Defra four-day week campaign continues

PCS members working for the Department for Environment, Food and Rural Affairs (Defra) are continuing to campaign for a four-day week in workplaces across England.

In a recent letter to the department’s permanent secretary, Tamara Finkelstein, PCS members said how a four-day week would drastically improve their life and productivity at work.

One member told us how they would become “more productive during work”, develop a “better home/life balance”, and benefit from “improved physical health and wellbeing”.

A second member said that a four-day week would help alleviate the conditions of her chronic fatigue syndrome, boost morale and help her care for her disabled mother.
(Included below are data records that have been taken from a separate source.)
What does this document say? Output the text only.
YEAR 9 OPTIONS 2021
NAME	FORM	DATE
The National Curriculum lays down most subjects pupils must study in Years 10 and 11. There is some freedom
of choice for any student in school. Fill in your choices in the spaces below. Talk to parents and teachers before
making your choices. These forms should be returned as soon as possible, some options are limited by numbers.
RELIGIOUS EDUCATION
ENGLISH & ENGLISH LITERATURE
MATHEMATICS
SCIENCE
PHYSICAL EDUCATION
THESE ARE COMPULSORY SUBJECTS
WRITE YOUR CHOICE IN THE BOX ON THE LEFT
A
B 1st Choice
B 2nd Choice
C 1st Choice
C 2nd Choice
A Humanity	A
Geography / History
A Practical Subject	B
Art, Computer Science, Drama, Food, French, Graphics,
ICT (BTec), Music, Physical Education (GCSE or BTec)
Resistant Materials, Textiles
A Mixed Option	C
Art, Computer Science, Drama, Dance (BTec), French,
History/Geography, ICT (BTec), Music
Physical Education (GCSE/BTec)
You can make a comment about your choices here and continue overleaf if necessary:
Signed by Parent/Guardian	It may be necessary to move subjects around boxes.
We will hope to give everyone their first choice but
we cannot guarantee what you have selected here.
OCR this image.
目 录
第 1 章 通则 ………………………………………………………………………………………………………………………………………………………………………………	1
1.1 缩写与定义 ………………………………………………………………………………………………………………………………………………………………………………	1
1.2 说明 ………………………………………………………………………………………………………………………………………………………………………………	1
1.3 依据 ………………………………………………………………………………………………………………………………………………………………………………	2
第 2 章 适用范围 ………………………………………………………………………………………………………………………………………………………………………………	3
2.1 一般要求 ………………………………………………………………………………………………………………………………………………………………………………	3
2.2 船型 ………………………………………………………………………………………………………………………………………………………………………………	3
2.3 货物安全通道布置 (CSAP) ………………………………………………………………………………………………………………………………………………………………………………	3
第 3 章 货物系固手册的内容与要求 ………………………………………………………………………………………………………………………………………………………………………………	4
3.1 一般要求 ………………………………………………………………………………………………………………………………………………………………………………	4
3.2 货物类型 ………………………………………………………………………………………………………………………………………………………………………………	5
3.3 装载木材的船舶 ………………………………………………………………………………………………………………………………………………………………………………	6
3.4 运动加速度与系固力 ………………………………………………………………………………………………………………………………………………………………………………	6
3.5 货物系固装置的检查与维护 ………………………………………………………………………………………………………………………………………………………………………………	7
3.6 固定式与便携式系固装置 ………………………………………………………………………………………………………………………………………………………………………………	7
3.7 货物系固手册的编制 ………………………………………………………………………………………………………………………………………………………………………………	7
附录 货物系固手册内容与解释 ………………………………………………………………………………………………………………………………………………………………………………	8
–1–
Another member added: ‘I do not want the generations of workers that come after me suffering the same fatigue stress and ill health that I have had to endure for the past 43 years.’

Clear benefits

Late in January, Defra reps presented evidence of the benefits of cutting working hours to colleagues in London, Newcastle, York, Bristol, Worcester and Weybridge. Before Christmas, members had called for Defra managers to implement a pilot scheme.

A wide-ranging 2022 trial showed:

  • a 59% reduction in staff leaving
  • a 34% increase in revenue
  • 71% reported reduced level of burnout
  • a 33% reduction in sickness.

PCS is calling on managers and policy makers to recognise these benefits and call for a proper trial to see how a four-day week could improve support for the UK’s farmers, nature and food, as well as our members.

A public sector trial in the Scottish Government is about to begin. According to the 4 Day Week Campaign, that is why it is “important that we see an equivalent trial get off the ground in England too”.